“Le Grand Monde d’Andy Warhol”

With an ingenuous but almost untranslatable title, “Le Grand Monde d’Andy Warhol” expands on two floors of the Galeries Nationales du Grand Palais in Paris. (Translated by the museum as “Warhol’s Wide World,” the English title fails to capture the double entendre of “high society” that the phrase “grand monde” entails.) Comprising more than four hundred paintings, photographs, Polaroids, films, and other documents, this vast exhibition brings together the largest number of Warhol portraits ever shown. Portraits of living subjects, almost always commissioned, are seen in the wider context of three other genres: posthumous portraits of figures from the world of cinema (e.g., the “Marilyn” series of 1962, Judy Garland, ca. 1979, or Hitchcock, 1983); portraits of celebrities executed from media sources (e.g., Jackie, 1964, Four Marlons, 1966, or the seldom seen Brigitte Bardot diptych, 1974, derived from a Richard Avedon photograph); and portraits of iconic historical or religious figures, such as Mao, 1973 (of which Warhol produced almost innumerable versions) and the monumental Last Supper (Christ 112 Times), Yellow, 1986, which closes the exhibition.

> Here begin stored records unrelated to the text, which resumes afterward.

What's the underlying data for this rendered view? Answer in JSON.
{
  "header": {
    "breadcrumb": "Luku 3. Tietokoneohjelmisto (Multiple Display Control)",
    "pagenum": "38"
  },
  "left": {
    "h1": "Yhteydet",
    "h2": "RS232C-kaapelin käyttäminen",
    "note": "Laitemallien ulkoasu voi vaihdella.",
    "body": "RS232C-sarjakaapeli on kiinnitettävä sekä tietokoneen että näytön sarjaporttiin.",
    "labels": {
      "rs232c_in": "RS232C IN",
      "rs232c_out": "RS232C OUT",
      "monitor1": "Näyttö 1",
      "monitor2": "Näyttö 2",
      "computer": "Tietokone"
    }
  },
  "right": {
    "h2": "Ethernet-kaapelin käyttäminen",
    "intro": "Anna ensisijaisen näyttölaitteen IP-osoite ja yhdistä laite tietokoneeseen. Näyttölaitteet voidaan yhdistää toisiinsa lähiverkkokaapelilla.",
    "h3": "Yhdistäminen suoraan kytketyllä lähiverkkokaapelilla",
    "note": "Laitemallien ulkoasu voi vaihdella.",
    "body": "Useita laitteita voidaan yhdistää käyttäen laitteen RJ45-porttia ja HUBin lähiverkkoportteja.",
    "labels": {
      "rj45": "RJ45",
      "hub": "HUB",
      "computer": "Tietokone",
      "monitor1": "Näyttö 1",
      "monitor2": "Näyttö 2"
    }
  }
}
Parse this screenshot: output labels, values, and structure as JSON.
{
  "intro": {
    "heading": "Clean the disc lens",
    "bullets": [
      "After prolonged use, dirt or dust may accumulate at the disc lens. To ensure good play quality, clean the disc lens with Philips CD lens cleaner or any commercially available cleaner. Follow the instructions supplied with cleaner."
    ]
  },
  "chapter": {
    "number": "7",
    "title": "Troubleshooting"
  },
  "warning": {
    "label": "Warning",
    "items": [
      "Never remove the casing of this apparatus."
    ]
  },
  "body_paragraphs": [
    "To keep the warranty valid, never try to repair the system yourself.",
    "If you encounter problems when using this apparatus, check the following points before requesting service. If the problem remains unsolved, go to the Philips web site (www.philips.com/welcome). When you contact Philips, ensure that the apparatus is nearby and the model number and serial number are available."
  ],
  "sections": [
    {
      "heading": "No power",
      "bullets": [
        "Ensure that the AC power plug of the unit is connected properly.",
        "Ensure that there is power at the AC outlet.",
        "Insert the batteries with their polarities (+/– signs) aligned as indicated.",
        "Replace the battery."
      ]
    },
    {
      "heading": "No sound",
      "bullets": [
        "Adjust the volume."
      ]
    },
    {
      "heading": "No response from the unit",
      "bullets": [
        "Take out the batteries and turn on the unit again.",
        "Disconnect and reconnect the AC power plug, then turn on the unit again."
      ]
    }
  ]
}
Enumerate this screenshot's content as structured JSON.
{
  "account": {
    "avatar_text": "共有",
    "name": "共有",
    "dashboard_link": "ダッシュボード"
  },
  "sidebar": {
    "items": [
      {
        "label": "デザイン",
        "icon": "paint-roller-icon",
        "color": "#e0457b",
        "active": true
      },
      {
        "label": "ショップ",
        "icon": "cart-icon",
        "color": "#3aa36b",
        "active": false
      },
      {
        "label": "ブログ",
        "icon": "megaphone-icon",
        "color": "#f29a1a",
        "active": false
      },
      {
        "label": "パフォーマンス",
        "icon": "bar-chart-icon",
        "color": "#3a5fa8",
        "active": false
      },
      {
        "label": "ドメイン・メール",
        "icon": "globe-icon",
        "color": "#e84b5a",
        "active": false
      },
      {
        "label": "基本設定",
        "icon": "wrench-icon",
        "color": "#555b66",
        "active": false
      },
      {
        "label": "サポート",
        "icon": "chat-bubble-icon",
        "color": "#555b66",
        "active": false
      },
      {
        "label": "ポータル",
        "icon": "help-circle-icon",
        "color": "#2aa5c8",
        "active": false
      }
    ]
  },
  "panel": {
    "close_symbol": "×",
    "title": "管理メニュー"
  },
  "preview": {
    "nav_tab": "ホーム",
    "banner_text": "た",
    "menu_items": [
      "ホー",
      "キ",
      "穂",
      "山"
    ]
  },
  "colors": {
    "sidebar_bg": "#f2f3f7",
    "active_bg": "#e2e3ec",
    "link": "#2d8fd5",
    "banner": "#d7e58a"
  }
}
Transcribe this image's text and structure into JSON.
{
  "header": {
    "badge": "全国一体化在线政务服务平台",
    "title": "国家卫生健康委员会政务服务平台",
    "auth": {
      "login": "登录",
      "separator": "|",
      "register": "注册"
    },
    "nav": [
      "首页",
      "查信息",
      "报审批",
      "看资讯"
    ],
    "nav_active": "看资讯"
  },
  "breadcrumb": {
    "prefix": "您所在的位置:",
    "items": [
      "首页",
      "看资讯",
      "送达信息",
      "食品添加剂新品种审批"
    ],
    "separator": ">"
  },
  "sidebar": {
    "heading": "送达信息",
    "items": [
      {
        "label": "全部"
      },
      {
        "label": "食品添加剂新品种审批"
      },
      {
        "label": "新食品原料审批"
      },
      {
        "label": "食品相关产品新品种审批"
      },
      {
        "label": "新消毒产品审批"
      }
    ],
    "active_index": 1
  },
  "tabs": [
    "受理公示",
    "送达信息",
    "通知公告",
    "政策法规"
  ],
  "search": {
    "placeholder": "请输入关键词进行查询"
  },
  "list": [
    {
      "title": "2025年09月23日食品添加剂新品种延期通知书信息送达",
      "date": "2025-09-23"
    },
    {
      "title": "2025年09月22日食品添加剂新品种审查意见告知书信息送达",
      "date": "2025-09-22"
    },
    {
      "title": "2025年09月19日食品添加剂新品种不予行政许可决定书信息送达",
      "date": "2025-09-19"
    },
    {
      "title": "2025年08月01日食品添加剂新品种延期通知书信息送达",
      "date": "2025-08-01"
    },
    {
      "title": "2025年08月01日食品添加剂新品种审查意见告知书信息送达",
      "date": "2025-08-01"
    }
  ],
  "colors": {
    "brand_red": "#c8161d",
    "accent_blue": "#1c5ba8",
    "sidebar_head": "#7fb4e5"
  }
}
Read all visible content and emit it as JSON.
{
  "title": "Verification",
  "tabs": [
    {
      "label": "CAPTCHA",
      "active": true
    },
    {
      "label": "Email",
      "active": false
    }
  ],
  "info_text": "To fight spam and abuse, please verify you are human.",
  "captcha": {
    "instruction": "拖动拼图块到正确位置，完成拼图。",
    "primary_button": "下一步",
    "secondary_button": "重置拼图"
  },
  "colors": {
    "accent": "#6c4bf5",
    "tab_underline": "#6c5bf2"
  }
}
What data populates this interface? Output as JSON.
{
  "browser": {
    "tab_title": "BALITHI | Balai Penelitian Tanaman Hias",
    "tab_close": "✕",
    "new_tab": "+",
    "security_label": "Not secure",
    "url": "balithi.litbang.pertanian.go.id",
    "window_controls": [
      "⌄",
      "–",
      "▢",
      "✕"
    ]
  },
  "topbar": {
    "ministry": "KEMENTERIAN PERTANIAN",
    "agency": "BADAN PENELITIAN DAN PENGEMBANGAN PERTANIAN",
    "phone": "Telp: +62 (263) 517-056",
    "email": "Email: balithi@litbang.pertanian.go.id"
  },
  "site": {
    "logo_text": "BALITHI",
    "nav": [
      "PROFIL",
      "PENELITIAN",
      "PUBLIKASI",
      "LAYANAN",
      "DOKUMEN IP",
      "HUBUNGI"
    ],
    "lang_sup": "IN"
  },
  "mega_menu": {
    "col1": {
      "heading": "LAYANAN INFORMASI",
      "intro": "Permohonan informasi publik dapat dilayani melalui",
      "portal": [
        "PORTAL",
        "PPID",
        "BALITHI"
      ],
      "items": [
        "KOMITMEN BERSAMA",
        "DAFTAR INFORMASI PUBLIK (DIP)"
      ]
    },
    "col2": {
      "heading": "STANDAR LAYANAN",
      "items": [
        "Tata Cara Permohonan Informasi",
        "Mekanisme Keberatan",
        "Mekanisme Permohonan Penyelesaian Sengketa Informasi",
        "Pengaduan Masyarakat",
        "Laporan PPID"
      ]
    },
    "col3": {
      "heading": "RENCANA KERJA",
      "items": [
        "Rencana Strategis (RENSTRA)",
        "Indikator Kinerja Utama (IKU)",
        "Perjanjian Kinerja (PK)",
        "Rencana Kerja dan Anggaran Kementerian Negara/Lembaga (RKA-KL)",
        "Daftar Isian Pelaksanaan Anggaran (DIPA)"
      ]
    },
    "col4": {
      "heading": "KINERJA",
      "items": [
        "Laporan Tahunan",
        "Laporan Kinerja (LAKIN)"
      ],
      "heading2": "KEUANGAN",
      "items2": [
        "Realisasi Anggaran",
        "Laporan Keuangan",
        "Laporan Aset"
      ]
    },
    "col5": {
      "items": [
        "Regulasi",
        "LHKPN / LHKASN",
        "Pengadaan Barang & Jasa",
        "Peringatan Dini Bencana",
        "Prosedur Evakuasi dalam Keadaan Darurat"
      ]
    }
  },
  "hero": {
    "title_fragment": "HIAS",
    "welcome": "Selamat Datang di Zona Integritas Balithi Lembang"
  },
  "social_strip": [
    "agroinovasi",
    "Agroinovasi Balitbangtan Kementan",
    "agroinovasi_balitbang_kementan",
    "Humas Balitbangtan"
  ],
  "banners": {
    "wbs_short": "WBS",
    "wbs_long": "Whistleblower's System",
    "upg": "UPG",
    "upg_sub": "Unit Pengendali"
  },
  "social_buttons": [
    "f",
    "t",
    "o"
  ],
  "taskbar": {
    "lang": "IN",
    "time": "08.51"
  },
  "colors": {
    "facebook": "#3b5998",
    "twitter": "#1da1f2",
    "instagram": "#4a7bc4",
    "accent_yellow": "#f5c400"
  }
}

Curated by Alain Cueff in collaboration with Emilia Philippot, the exhibition concentrates on the first category, portraits of the living—mostly executed after Polaroids taken by Warhol himself facing his sitter at often dauntingly close range. These photo sessions could take hours, sometimes days. Starting with Ethel Scull 36 Times, 1963, and ending with the rather touching triple portrait of Sean Lennon, 1985–86, the show provides a rare opportunity to look in-depth and afresh at this unfathomable aspect of Warhol’s activities. Notoriously executed for money (at prices of $25,000 each or $40,000 for a pair, from the ’70s on) and largely ignored by the art-historical world, they constitute, according to Cueff, an indispensable component of and key to understanding Warhol’s “wide world.” The professional milieux of the sitters fall into broad categories, from the entertainment business to the worlds of industry and art, the last of which bound the subjects to the artist and, ultimately, to one another. We encounter Dennis Hopper and Jane Fonda, Yves Saint Laurent and Ernesto Esposito, Nelson Rockefeller and Giovanni Agnelli, Mick Jagger and Debbie Harry, dealers Irving Blum and Arne Glimcher, David Hockney and Georgia O’Keeffe, among many, many others.

With this panorama of personalities, the exhibition offers a wider and more extensive representation of Warhol’s activities as a portrait maker than previous shows devoted to the topic, most notably at the Whitney Museum of American Art in 1979 and the Wadsworth Atheneum in Hartford, Connecticut, twenty years later. Yet the greatness of the curatorial conception lies not just in this scope but in the presentation of related documents and the emphasis on the layered process of fabrication behind the paintings—from the initial photo sessions, through every cropping and editorial decision, down to the final results. (For this reason alone, the section on Debbie Harry is not to be missed). Concurrently with this show, Flammarion published Cueff’s study Warhol à son image (Warhol in His Image). This important companion to the exhibition unpacks the intense analogies between Warhol’s engagement with these iconic images and the very definition of the icon in the catholic Byzantine tradition to which Warhol belonged. Saint John Chrysostom, a famous church father of the fourth century (and the namesake of Warhol’s church in Pittsburgh), gives a description of the Byzantine icon that reads almost like a word-for-word technical description of a portrait painting by Warhol. Likewise, the texts of the Second Council of Nicaea of 787, which restored the powers of icons within the liturgy, powerfully resonate with Warhol’s interests. Serendipitous occurrences? A mark of Andy’s sustained devotion to his religious roots? Set between the visible and the invisible (see Philip Johnson, 1972), Warhol’s portraits conjure up the dichotomous and irreconcilable conditions intrinsic to an icon: A sign silk-screened by Warhol, often littered with quivering marks of paint and agitated lines pulsating with nerve, suggests a face and points to an impossible presence, or, to speak like Heidegger, to a coming-into-presence that is forever delayed.